With coffee and Danishes in hand, the Fairfax City Council met last Saturday morning to lay out the parameters for downtown redevelopment. For the Council, the question at hand was how to create a downtown that would balance aesthetic, economic and community needs. The Council also considered the possibility of including residential units as part of a downtown plan.
"How do we find the way to complement the downtown historic district, that both the community and businesses will support?" asked Mayor Rob Lederer.
The Council intends to solicit ideas from developers as early as this spring, as it continues negotiations with the development firm that it has been working with. A team of city staff will create a document for potential developers stating the city's proposed guidelines for redevelopment in late January. Interviews with prospective developers could begin in early April, with negotiations taking place in midsummer.
"My objective is to try to come up with a unified stance," said Lederer at the beginning of the work session.
TO CREATE the parameters for downtown redevelopment, the Council looked at several factors. All deal with city-owned properties, such as the post office site on Chain Bridge Road.
One factor was the size and scale of such a redevelopment. The Council liked the guideline of limiting building height on Main and East streets and Chain Bridge Road to 24 feet, roughly two stories, exclusive of the roof structure. Other structures on city-owned properties would have a building height limit of 36 feet, exclusive of the roof structure.
One structure would be a two-story building on Chain Bridge Road that would tier to a three-story building as it goes toward University Drive. The outer facade would depict historical details, while the inner portion of the building would have sizable square footage. An example of such a structure would be the building at 2000 Pennsylvania Ave. N.W., in Washington, D.C., where the outer facades of the original buildings were preserved, while the building itself contained office and retail space.
Another factor was Fairfax City's responsibility regarding infrastructure. The city intends to allocate $3 million to $3.5 million toward road improvements and sidewalk construction within Old Town Fairfax. While the one-way road network would remain in place, the city would design a system for the undergrounding of utilities, and widen and brick sidewalks in areas of North Street not affected by development.
The city would also build a parking garage to accommodate the library's needs, and work with developers to design a garage that could support downtown needs.
Yet while the Council generally agreed on size, scale and infrastructure details, members differed on how many residential units should be in a redevelopment plan. Council member Patrice Winter said that residential units downtown would create an active atmosphere during non-work hours, while Council member Scott Silverthorne hesitated, saying that nearby residential developments already bring in some energy. Silverthorne's main concern was how much space should be allocated for residential units.
"I would hate to lose potential retail property," Silverthorne said.
Council member Jeff Greenfield suggested a compromise that would limit residential units to the upper floors of a proposed development.
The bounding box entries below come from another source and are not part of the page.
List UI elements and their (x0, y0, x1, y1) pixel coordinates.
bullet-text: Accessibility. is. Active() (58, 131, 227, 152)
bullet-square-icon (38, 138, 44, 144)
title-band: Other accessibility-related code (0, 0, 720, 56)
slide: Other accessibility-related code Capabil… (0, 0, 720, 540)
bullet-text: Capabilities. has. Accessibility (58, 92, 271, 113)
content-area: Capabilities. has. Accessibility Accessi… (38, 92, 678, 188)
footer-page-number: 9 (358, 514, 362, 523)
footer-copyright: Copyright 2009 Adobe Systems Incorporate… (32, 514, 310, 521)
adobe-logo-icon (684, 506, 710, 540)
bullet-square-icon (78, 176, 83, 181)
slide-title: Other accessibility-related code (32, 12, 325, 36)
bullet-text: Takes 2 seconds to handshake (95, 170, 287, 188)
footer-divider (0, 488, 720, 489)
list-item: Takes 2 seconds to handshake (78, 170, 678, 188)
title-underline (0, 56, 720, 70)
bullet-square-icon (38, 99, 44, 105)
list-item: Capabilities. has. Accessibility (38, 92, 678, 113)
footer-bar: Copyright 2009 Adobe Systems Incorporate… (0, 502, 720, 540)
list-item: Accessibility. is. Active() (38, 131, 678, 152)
Development adviser Don Zuchelli of ZHA supported the idea.
"Developers should prove they can use the third floor [for retail]. If not, they can retreat to residential," Zuchelli said.
As the session came to a close, the mayor suggested adding a paragraph to the document for developers saying that the city would welcome suggestions to its guidelines. Council member Joan Cross agreed.
"I think we have to be careful not to put too many legs on this platform," Cross said. "We do have to demonstrate a little bit of flexibility."